Your thyroid, a butterfly-shaped gland in your neck, produces two important thyroid hormones that regulate your metabolism. In addition to regulating brain development, breathing, heart function, nervous system function, muscle strength, menstrual cycles and your weight, the thyroid hormones triiodothyronine -- T3 and thyroxine -- T4 regulate your body temperature. When the thyroid produces too much hormone, a condition known as hyperthyroidism, it stimulates an increase in metabolism that causes nervousness, irritability, hand tremors, irregular heartbeat, heat intolerance and night sweats.


Menopause, the stage in a woman’s life when her menstrual cycle stops, causes an imbalance in hormones that affects not only the reproductive system but also the brain function, nerve function, bones, liver, heart and metabolism. The hormone imbalance causes your brain to mistakenly think your body needs to dispel heat. The brain then sends out signals that make your blood vessels dilate, your heart rate increase and your sweat glands open. This causes hot flashes during the day and episodes of night sweats at night. To try to increase estrogen levels and bring your hormones back into balance, your body converts more calories into fat, since fat cells produce small amounts of estrogen.

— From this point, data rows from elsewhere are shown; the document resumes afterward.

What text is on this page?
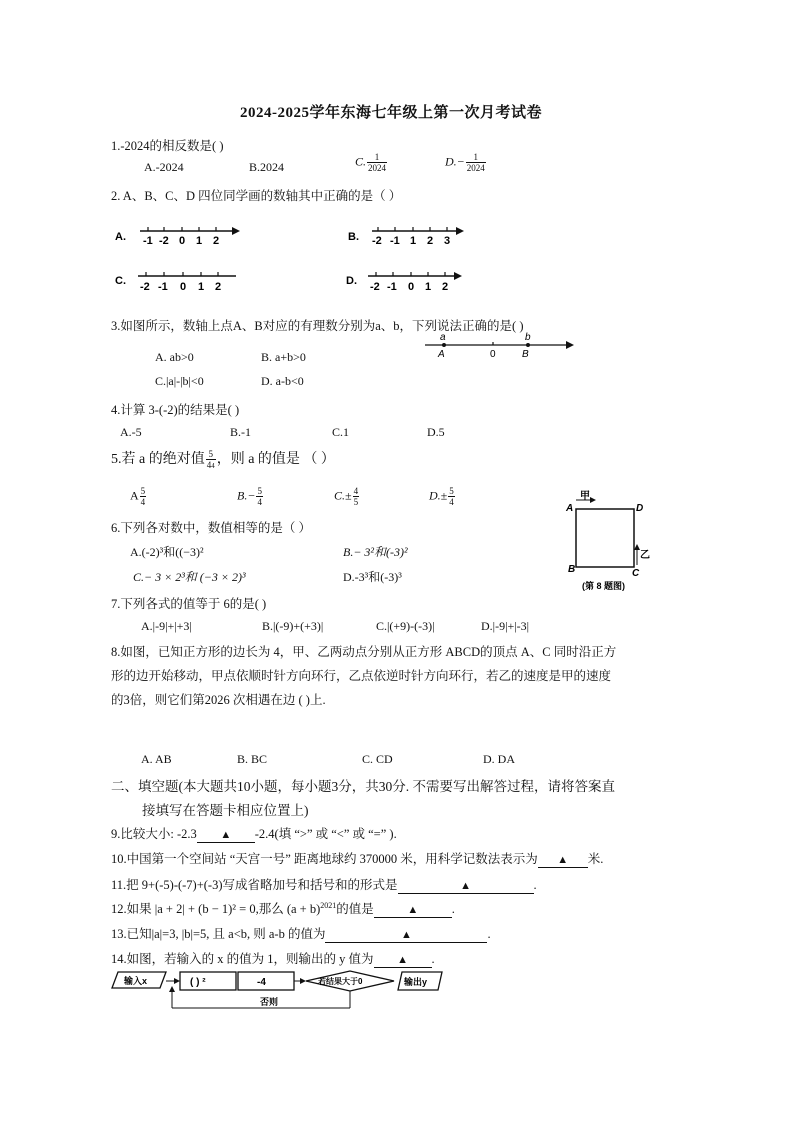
2024-2025学年东海七年级上第一次月考试卷
1.-2024的相反数是( )
A.-2024	B.2024	C. $\frac{1}{2024}$	$D.- \frac{1}{2024}$
2. A、B、C、D 四位同学画的数轴其中正确的是（ ）
A. -1 -2 0 1 2	B. -2 -1 1 2 3
C. -2 -1 0 1 2	D. -2 -1 0 1 2
3.如图所示，数轴上点A、B对应的有理数分别为a、b，下列说法正确的是( )
A. ab>0	B. a+b>0
C.|a|-|b|<0	D. a-b<0
a
A	0
b
B
4.计算 3-(-2)的结果是( )
A.-5	B.-1	C.1	D.5
5.若 a 的绝对值 $\frac{5}{44}$ ，则 a 的值是 （ ）
A $\frac{5}{4}$	$B.- \frac{5}{4}$	$C.\pm \frac{4}{5}$	$D.\pm \frac{5}{4}$	甲
乙
A	D
B	C
(第 8 题图)
6.下列各对数中，数值相等的是（ ）
A.(-2)³和((−3)²	B.− 3²和(-3)²
C.− 3 × 2³和 (−3 × 2)³	D.-3³和(-3)³
7.下列各式的值等于 6的是( )
A.|-9|+|+3|	B.|(-9)+(+3)|	C.|(+9)-(-3)|	D.|-9|+|-3|
8.如图，已知正方形的边长为 4，甲、乙两动点分别从正方形 ABCD的顶点 A、C 同时沿正方
形的边开始移动，甲点依顺时针方向环行，乙点依逆时针方向环行，若乙的速度是甲的速度
的3倍，则它们第2026 次相遇在边 ( )上.
A. AB	B. BC	C. CD	D. DA
二、填空题(本大题共10小题，每小题3分，共30分. 不需要写出解答过程，请将答案直
接填写在答题卡相应位置上)
9.比较大小: -2.3 ▲ -2.4(填 “>” 或 “<” 或 “=” ).
10.中国第一个空间站 “天宫一号” 距离地球约 370000 米，用科学记数法表示为 ▲ 米.
11.把 9+(-5)-(-7)+(-3)写成省略加号和括号和的形式是	▲	.
12.如果 |a + 2| + (b − 1)² = 0,那么 $(a + b)^{2021}$的值是	▲	.
13.已知|a|=3, |b|=5, 且 a<b, 则 a-b 的值为	▲	.
14.如图，若输入的 x 的值为 1，则输出的 y 值为 ▲ .
输入x	( ) ²	-4	若结果大于0	输出y
否则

The medical term pheochromocytoma describes a tumor, usually noncancerous, that forms in the adrenal gland, a small hormone-producing organ found on top of each kidney. These glands produce several hormones important to metabolism including adrenaline, also called epinephrine, and noradrenaline, also called norepinephrine. A pheochromocytoma causes the adrenal glands to produce too much adrenaline and noradrenaline which increase your metabolism to prepare your body for stress. The symptoms include increased heart rate, increased blood pressure, anxiety and profound sweating that at night causes night sweats.

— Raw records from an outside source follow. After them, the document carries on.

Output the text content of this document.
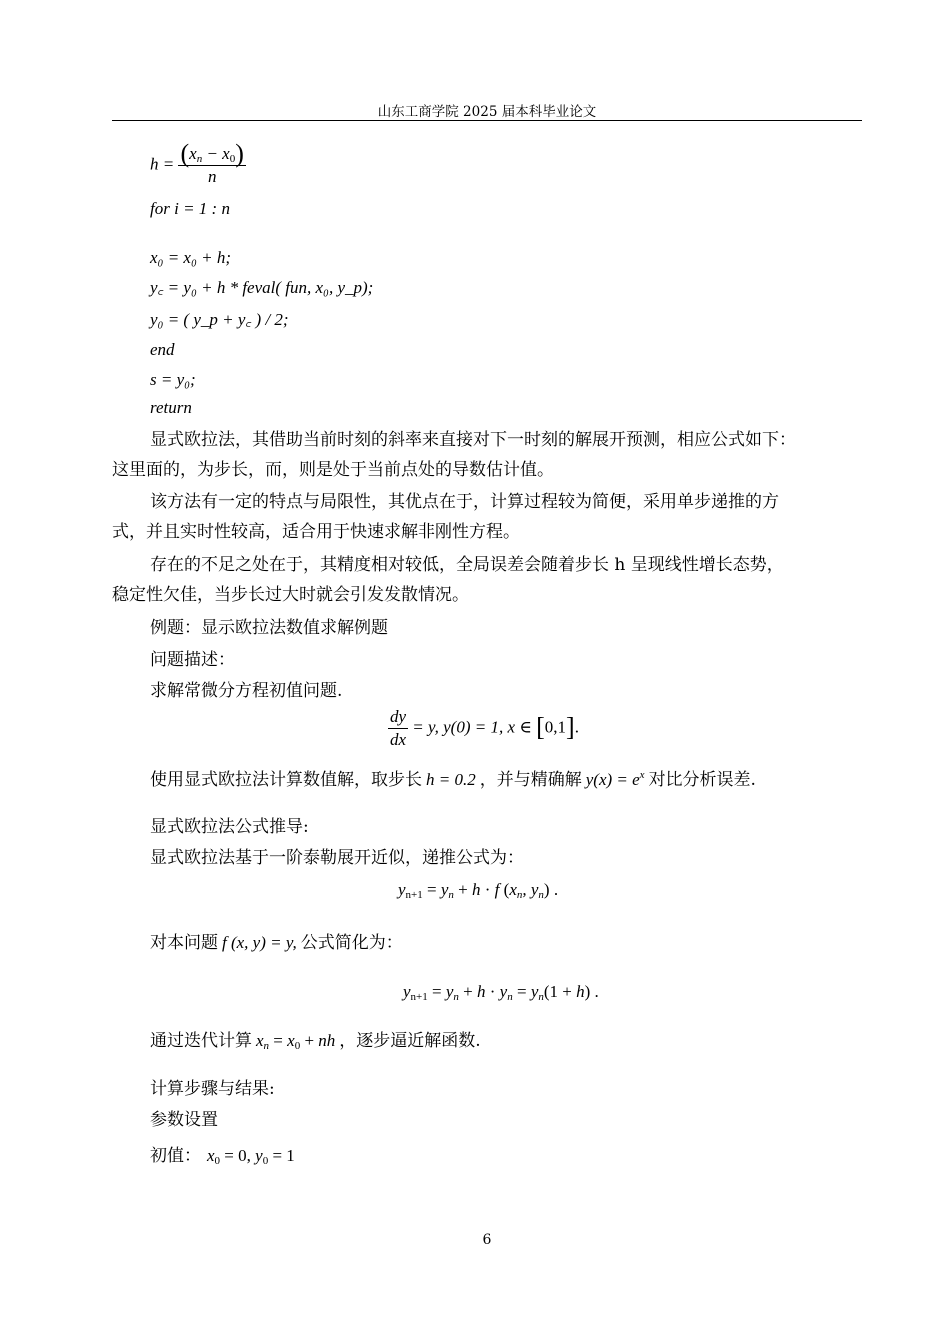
山东工商学院 2025 届本科毕业论文
$h = \frac{(x_n - x_0)}{n}$
for i = 1 : n
x₀ = x₀ + h;
y꜀ = y₀ + h * feval( fun, x₀, y_p);
y₀ = ( y_p + y꜀ ) / 2;
end
s = y₀;
return
显式欧拉法，其借助当前时刻的斜率来直接对下一时刻的解展开预测，相应公式如下：
这里面的，为步长，而，则是处于当前点处的导数估计值。
该方法有一定的特点与局限性，其优点在于，计算过程较为简便，采用单步递推的方
式，并且实时性较高，适合用于快速求解非刚性方程。
存在的不足之处在于，其精度相对较低，全局误差会随着步长 h 呈现线性增长态势，
稳定性欠佳，当步长过大时就会引发发散情况。
例题：显示欧拉法数值求解例题
问题描述：
求解常微分方程初值问题.
$\frac{dy}{dx} = y$, y(0) = 1, x ∈ [0,1].
使用显式欧拉法计算数值解，取步长 h = 0.2 ，并与精确解 $y(x) = e^x$ 对比分析误差.
显式欧拉法公式推导:
显式欧拉法基于一阶泰勒展开近似，递推公式为：
$y_{n+1} = y_n + h \cdot f$ ($x_n$, $y_n$) .
对本问题 f (x, y) = y, 公式简化为：
$y_{n+1} = y_n + h \cdot y_n = y_n(1 + h)$ .
通过迭代计算 $x_n = x_0$ + nh ，逐步逼近解函数.
计算步骤与结果:
参数设置
初值： $x_0 = 0$, $y_0 = 1$
6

When bacteria invade your body, the cells of your immune system attack the bacteria to protect your body from disease. While some white blood cells scavenge and consume the bacteria and other white cells begin to produce antibodies, your body tries to slow the growth of the bacteria by stimulating metabolism to increase body temperature. The increase in temperature causes a fever and can result in night sweats. Bacterial infections commonly associated with night sweats include tuberculosis, brucellosis, endocarditis and osteomyelitis.